Grants:IEG/Wikidata Toolkit/Midpoint

This project is funded by an Individual Engagement Grant

Welcome to this project's midpoint report! This report shares progress and learnings from the Individual Engagement Grantee's first 3 months.

Summary[edit]

In the first three months, the Wikidata Toolkit IEG project has

produced and released a Java library for accessing Wikidata content (14k lines of code, +80% test coverage);
published RDF data exports of Wikidata;
written online documentation, 10k lines of Java documentation, and an academic paper;
developed key skills in the project team for continuing the development; and
engaged with the user and developer community, and given several presentations about the project at international events.

Methods and activities[edit]

In this section, we focus on how things were done; the what is detailed in the section Midpoint outcomes below.

Work environment[edit]

The project has been conceived as a model free software project, and a lot of technical setup work has been done before the start of the project to have the necessary infrastructure in place.

A project homepage was created at mediawiki.org
A Github project was created under the Wikidata organisation domain in Github
An Ohloh project page was set up to gather project statistics
A Travis.ci project has been configured for continuous integration
A Coveralls.io project has been created to gather metrics about test coverage
A project at Sonatype was created to publish package releases (see https://oss.sonatype.org/content/repositories/releases/org/wikidata/wdtk/)
Developers have set up local development environments, and we have created public documentation on how to do this

This provided us with a range of powerful tools from the very start of the project.
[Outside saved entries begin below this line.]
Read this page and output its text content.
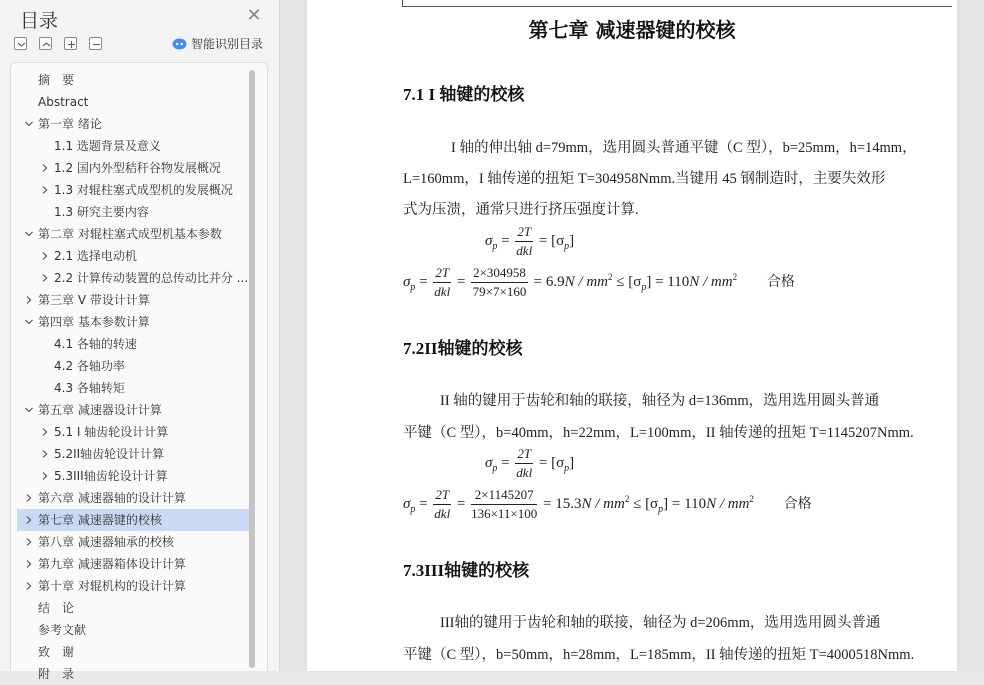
目录	✕
智能识别目录
摘　要
Abstract
第一章 绪论
1.1 选题背景及意义
1.2 国内外型秸秆谷物发展概况
1.3 对辊柱塞式成型机的发展概况
1.3 研究主要内容
第二章 对辊柱塞式成型机基本参数
2.1 选择电动机
2.2 计算传动装置的总传动比并分 ...
第三章 V 带设计计算
第四章 基本参数计算
4.1 各轴的转速
4.2 各轴功率
4.3 各轴转矩
第五章 减速器设计计算
5.1 I 轴齿轮设计计算
5.2II轴齿轮设计计算
5.3III轴齿轮设计计算
第六章 减速器轴的设计计算
第七章 减速器键的校核
第八章 减速器轴承的校核
第九章 减速器箱体设计计算
第十章 对辊机构的设计计算
结　论
参考文献
致　谢
附　录
第七章 减速器键的校核
7.1 I 轴键的校核
I 轴的伸出轴 d=79mm，选用圆头普通平键（C 型），b=25mm，h=14mm，
L=160mm，I 轴传递的扭矩 T=304958Nmm.当键用 45 钢制造时，主要失效形
式为压溃，通常只进行挤压强度计算.
$\sigma_p = \frac{2T}{\text{dkl}} = [\sigma_p]$
$\sigma_p = \frac{2T}{\text{dkl}} = \frac{2\times 304958}{79\times 7\times 160} = 6.9N / mm^2 \le [\sigma_p] = 110N / mm^2$ 合格
7.2II轴键的校核
II 轴的键用于齿轮和轴的联接，轴径为 d=136mm，选用选用圆头普通
平键（C 型），b=40mm，h=22mm，L=100mm，II 轴传递的扭矩 T=1145207Nmm.
$\sigma_p = \frac{2T}{\text{dkl}} = [\sigma_p]$
$\sigma_p = \frac{2T}{\text{dkl}} = \frac{2\times 1145207}{136\times 11\times 100} = 15.3N / mm^2 \le [\sigma_p] = 110N / mm^2$ 合格
7.3III轴键的校核
III轴的键用于齿轮和轴的联接，轴径为 d=206mm，选用选用圆头普通
平键（C 型），b=50mm，h=28mm，L=185mm，II 轴传递的扭矩 T=4000518Nmm.
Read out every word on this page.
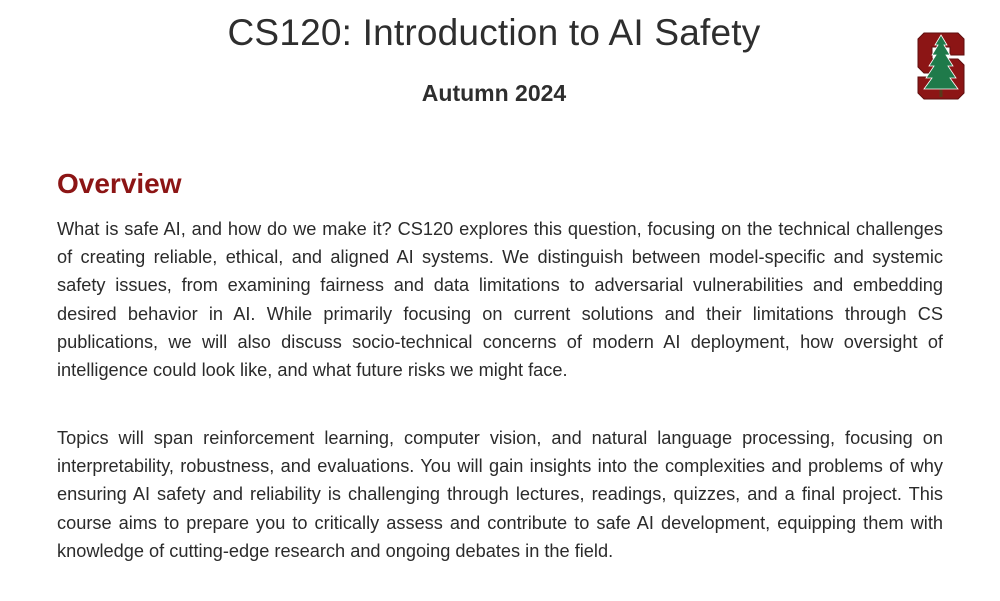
CS120: Introduction to AI Safety
Autumn 2024
Overview

What is safe AI, and how do we make it? CS120 explores this question, focusing on the technical challenges of creating reliable, ethical, and aligned AI systems. We distinguish between model-specific and systemic safety issues, from examining fairness and data limitations to adversarial vulnerabilities and embedding desired behavior in AI. While primarily focusing on current solutions and their limitations through CS publications, we will also discuss socio-technical concerns of modern AI deployment, how oversight of intelligence could look like, and what future risks we might face.

Topics will span reinforcement learning, computer vision, and natural language processing, focusing on interpretability, robustness, and evaluations. You will gain insights into the complexities and problems of why ensuring AI safety and reliability is challenging through lectures, readings, quizzes, and a final project. This course aims to prepare you to critically assess and contribute to safe AI development, equipping them with knowledge of cutting-edge research and ongoing debates in the field.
This environment has helped both technically (e.g., catching errors found by Travis.ci) and socially (e.g., allowing other developers to engage with us through Github).

Methods and processes[edit]

Weekly team meeting:

The team is meeting every week for about one hour. This time is used to report about recent progress and to discuss questions. The main purpose of these meetings is to distribute tasks and to review progress. The goal is to organize work in short sprints but task sizes need to be very small to complete in a week for part-time developers. Yet, the meeting is important to stay in touch.

Online discussions:

Many technical discussions happen online, so as to be visible in public. The main places for this are the discussion threads on Github that are provided for every open issue and every piece of code. We have also used the Wikidata email lists for general discussions that are not specific to our code.

Code review:

Code is rarely committed directly to the master branch. Usually, we follow a branch-submit-review-merge process that is common on Github. All code should thus be reviewed by a second pair of eyes before being merged. Integration tests are run automatically.

Key development focuses and insights[edit]

Development has focussed on the outcomes detailed below: loading and representing Wikidata content in Java, exporting data to JSON and RDF.

Background research: significant time has been spent to research third-party libraries to use, e.g., for JSON parsing or for RDF serialization. Some of these insights will still lead to changes in our code (e.g., we plan to change the JSON library we are using). Community feedback was helpful there (e.g., on JSON).

Other activities[edit]

Besides actual coding, we have also undertaken a number of outreach activities, detailed below.

Midpoint outcomes[edit]

What are the results of your project or any experiments you’ve worked on so far?

Please discuss anything you have created or changed (organized, built, grown, etc) as a result of your project to date.

There are two main tangible outcomes of the project to date:

Wikidata Tookit v0.2.0 is a Java-based software library that greatly simplifies the processing and access of Wikidata data exports
The Wikidata RDF exports published at Wikimedia Labs are a useful stand-alone resource for third-party users

In addition, there are some intangible yet relevant outcomes of the first phase:

The project team (project lead, assistant, two students) has acquired many important skills
Outreach activities have made Wikidata Toolkit (and Wikidata as such!) more visible to others; external users and developers have engaged with the project

Each point will be discussed briefly below.

Wikidata Toolkit v0.2.0[edit]

Key facts about Wikidata Toolkit as of version 0.2.0

14,146 lines of Java code (statistics by Ohloh)
467 commits (statistics by Github)
Well-commented source code (online JavaDocs)
- 10,663 lines of comments in Java (43% of all file contents)
- ranking among the top third of Java projects in Ohloh
- according to Ohloh, this "might indicate that the code is well-documented and organized, and could be a sign of a helpful and disciplined development team."
5 developers have made commits to master (statistics by Ohloh):
- Markus Krötzsch: 243
- Fredo Erxleben: 91
- Julian Mendez: 70
- Michael Günther: 61
- Denny Vrandečić: 2

Note that commit numbers are only a rough indication of effort, since the size of the commits varies greatly.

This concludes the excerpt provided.